Trade deficit drops to 1½-year low in May

  • The trade gap narrowed 6.6 percent to $43.1 billion, the smallest since October 2016
  • Data for April was slightly revised to show the trade deficit falling to $46.1 billion, instead of the previously reported $46.2 billion.
  • The drop in the real trade deficit in April and May suggests trade could contribute to gross domestic product in the second quarter after having a neutral impact in the January-March period.
New vehicles are seen at the Horizon Terminal as they await to be exported from Port Everglades on May 22, 2018 in Fort Lauderdale, Florida. 
Joe Raedle | Getty Images
New vehicles are seen at the Horizon Terminal as they await to be exported from Port Everglades on May 22, 2018 in Fort Lauderdale, Florida. 

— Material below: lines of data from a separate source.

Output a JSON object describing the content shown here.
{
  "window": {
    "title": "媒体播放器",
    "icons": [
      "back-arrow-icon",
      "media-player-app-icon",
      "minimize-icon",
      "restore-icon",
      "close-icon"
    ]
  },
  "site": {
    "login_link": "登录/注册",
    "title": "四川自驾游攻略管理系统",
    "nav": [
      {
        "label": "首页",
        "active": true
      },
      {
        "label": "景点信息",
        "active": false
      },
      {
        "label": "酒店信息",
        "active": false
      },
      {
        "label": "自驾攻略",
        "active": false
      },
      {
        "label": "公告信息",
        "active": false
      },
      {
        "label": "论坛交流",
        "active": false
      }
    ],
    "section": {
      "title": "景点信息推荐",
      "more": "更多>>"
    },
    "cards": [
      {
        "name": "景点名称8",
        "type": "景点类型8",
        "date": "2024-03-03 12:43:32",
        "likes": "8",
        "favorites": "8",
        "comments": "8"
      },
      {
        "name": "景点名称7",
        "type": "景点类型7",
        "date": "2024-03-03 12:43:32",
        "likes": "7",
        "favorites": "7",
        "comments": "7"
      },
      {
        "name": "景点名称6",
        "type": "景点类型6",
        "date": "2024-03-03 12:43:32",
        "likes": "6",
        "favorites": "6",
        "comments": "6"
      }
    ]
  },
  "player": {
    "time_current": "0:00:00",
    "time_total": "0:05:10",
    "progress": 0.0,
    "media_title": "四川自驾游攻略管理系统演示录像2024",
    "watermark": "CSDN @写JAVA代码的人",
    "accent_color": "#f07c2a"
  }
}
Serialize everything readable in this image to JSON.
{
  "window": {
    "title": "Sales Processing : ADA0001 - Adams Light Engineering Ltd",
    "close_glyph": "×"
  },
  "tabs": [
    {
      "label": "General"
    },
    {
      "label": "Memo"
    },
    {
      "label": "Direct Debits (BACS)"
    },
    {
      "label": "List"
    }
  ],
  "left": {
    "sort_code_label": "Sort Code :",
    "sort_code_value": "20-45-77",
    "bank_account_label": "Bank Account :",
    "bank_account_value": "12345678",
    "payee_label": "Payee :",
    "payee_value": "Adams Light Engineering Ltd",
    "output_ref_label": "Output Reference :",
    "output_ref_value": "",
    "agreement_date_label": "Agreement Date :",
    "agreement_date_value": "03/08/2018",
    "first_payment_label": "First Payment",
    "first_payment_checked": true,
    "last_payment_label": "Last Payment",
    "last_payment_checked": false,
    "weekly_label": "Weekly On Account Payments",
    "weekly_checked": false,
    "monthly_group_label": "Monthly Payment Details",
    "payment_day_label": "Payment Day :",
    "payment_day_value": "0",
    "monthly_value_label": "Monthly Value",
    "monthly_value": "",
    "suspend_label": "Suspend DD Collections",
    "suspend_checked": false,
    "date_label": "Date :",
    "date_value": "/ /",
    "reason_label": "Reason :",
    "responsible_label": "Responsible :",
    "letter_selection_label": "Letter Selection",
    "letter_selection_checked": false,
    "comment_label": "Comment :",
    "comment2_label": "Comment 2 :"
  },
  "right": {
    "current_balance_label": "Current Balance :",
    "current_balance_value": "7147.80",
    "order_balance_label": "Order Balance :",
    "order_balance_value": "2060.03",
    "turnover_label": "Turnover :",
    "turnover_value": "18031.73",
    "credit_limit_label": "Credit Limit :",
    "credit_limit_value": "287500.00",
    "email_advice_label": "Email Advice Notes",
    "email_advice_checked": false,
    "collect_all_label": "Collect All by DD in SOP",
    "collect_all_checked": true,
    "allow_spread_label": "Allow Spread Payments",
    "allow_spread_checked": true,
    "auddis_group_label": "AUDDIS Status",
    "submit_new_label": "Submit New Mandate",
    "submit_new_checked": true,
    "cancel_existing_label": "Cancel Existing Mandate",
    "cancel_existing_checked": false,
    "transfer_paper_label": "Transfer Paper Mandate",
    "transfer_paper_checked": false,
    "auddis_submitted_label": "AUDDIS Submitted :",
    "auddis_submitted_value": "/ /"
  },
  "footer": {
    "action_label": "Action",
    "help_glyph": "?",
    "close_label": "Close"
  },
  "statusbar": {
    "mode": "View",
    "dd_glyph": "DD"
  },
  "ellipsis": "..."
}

The U.S. trade deficit fell to a 1½ -year low in May as exports rose to a record high, boosted by an increase in shipments of soybeans and commercial aircraft.

The Commerce Department said on Friday the trade gap narrowed 6.6 percent to $43.1 billion, the smallest since October 2016. Data for April was slightly revised to show the trade deficit falling to $46.1 billion, instead of the previously reported $46.2 billion.

Economists polled by Reuters had forecast the trade deficit declining to $43.7 billion in May. When adjusted for inflation, the trade gap narrowed to $75.3 billion, the lowest level since March 2017, from $77.5 billion in April. The so-called real trade deficit in April and May was below its $82.5 billion average in the first quarter.

The drop in the real trade deficit in April and May suggests trade could contribute to gross domestic product in the second quarter after having a neutral impact in the January-March period. Estimates for second-quarter GDP are above a 4.0 percent annualized rate, which is double the 2.0 percent growth pace logged in the first three months of the year.

But tensions between the United States and its major trading partners, including China, the European Union, Canada and Mexico are clouding the outlook for the rest of the year.

The Trump administration has imposed tariffs on a range of imported goods, including steel and aluminum, to protect domestic industries from what it says is unfair competition from foreign manufacturers. On Friday, the U.S. and China slapped tit-for-tat duties on $34 billion worth of the other's imports.

Economists have warned the tit-for-tat tariffs could disrupt the supply chain, undermine business investment and raise prices for consumers, and wipe out the stimulus from a $1.5 trillion tax cut package that came into effect in January.

The politically sensitive goods trade deficit with China surged 18.7 percent to $33.2 billion in May. The deficit with Mexico jumped 18.8 percent.

In May, exports of goods and services rose 1.9 percent to a record $215.3 billion. Exports were boosted by a $1.9 billion increase in deliveries of commercial aircraft. Soybean exports increased 2.0 billion. Imports of goods and services rose 0.4 percent to $258.4 billion in May.